Takeaways For Us Moving Forward
When the CDN is the only one with visibility, escalate to them earlier. A Cloudflare 520 means the failure is between Cloudflare and us, and the customer’s HAR file from their browser will never show that. Next time we see this pattern, we ask the customer to engage Cloudflare support on day one rather than after we’ve exhausted our own ideas, because the failing edge IP is the single piece of data that unblocks everything.
A whitelist only applies to the layer that owns it. Layered firewalls each have their own allowlists, blocklists, and evaluation order. Telling one layer “trust this IP” doesn’t tell any other layer the same thing. Trusted infrastructure needs to be allowed explicitly at every layer that could touch it.
Implicit allows are fragile. “Not denied yet” is a different thing from “explicitly allowed.” It looks the same in normal operation and behaves differently the moment a new deny source enters the picture. Make trust decisions explicit so they survive future rule additions.
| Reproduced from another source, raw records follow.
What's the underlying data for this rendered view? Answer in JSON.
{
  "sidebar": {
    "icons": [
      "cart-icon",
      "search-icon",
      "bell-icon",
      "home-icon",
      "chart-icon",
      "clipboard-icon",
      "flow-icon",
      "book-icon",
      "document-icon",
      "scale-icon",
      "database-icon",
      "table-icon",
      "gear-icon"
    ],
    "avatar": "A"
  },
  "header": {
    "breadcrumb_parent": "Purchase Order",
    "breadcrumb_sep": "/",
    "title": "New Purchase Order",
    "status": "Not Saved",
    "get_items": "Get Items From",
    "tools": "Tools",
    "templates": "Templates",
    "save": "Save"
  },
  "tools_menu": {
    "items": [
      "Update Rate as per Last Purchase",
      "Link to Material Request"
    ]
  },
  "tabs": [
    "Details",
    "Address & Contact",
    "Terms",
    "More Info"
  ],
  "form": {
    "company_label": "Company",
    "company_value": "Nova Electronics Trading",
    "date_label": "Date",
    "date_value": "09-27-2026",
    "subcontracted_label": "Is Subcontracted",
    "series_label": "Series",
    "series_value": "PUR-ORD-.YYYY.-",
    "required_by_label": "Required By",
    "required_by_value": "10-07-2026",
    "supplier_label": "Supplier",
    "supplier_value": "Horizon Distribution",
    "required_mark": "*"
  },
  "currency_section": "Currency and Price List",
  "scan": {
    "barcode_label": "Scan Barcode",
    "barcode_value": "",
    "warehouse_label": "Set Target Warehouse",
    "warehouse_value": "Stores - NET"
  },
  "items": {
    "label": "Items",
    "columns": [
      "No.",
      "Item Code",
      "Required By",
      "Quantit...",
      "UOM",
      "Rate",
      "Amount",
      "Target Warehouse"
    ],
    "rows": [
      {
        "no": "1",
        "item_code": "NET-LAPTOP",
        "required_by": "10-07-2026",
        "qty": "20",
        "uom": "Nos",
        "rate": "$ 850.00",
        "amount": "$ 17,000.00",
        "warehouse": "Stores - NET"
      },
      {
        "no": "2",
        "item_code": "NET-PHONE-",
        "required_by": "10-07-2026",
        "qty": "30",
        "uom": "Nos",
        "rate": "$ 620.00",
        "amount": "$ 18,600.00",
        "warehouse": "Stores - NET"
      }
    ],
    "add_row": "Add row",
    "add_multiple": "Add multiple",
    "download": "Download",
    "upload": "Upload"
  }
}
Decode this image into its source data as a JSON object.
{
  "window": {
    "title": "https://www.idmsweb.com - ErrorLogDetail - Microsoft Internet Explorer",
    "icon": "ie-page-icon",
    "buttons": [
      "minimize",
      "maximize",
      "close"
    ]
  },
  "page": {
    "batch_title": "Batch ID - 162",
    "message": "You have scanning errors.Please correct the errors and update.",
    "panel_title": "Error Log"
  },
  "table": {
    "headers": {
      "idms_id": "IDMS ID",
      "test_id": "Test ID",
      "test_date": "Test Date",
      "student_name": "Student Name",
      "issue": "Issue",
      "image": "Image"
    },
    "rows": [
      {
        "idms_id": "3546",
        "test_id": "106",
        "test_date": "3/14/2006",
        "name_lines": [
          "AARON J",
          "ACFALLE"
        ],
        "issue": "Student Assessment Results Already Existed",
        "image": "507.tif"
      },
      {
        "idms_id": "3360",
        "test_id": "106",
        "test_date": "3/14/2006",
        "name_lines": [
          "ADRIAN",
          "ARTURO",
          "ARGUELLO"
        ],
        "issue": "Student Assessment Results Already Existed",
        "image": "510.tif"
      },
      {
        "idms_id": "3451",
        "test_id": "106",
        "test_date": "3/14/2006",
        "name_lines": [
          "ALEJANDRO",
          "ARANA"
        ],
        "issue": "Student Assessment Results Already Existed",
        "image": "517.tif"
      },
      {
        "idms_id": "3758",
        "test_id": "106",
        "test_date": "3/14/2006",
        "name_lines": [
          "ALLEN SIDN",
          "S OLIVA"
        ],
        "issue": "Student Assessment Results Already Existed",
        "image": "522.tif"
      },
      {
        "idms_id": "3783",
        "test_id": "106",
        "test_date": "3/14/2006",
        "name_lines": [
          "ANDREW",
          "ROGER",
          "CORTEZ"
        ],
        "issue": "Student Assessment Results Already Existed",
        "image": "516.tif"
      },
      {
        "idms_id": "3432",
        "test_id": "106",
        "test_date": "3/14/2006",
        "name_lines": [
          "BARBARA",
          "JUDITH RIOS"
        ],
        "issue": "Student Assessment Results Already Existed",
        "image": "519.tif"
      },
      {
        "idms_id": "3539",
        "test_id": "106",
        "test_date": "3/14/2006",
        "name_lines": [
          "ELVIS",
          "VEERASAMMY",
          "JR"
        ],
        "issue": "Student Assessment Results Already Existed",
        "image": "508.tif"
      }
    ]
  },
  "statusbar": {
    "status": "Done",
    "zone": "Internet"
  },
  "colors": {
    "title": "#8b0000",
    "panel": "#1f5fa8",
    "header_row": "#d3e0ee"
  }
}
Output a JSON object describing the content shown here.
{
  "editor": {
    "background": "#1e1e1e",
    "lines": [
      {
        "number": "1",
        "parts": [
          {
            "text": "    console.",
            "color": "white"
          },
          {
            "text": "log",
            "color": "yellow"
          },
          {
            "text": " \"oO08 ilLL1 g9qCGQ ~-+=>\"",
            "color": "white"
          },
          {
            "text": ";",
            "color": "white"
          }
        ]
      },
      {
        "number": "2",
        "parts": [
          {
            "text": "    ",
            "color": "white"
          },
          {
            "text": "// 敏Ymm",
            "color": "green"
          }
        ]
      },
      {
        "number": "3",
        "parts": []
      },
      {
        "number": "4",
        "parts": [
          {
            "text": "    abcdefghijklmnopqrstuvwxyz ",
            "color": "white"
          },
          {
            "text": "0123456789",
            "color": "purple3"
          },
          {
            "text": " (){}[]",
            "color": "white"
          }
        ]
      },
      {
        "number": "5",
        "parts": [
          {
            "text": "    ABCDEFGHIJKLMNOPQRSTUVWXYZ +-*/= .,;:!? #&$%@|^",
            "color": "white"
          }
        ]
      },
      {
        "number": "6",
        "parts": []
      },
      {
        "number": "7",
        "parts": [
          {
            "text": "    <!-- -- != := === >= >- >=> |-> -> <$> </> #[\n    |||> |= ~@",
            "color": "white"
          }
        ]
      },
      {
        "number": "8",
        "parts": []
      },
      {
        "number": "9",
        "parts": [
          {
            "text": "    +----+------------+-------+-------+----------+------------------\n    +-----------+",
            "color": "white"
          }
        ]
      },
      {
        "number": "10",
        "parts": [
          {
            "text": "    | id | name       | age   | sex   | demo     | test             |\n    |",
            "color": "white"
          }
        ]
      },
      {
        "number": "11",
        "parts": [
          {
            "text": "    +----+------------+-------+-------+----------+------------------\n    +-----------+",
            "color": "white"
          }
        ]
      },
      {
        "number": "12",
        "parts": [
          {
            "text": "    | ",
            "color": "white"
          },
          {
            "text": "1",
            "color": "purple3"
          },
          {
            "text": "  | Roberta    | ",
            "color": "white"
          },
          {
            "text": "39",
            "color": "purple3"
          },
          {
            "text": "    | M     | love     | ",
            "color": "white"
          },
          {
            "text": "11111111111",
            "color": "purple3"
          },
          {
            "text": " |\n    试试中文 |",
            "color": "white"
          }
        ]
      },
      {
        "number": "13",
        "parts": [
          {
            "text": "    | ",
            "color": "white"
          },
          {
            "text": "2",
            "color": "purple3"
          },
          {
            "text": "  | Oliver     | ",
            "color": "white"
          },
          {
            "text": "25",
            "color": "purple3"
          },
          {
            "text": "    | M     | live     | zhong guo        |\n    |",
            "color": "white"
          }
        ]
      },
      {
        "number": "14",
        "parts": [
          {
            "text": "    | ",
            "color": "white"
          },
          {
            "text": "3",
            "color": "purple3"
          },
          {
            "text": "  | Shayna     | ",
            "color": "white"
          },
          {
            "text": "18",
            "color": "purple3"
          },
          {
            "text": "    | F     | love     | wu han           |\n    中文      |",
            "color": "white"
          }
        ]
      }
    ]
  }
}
Threat intel feeds are statistical instruments, not perfect ones. A CDN’s IP getting on a “compromised IPs” list isn’t impossible (anyone can be behind a CDN) and the cost of a false positive is invisible breakage for one customer somewhere on our network. We should periodically audit any blocklist we subscribe to for overlap with infrastructure we explicitly trust.
A customer reproducing an issue we can’t is signal, not noise. When a customer presents controlled testing that isolates an environmental variable (PoP, region, IP range, etc.), we need to take “this is a false positive on their end” off the table sooner. Reproduce the conditions ourselves before falling back on statistical priors about how rare the issue is across our fleet.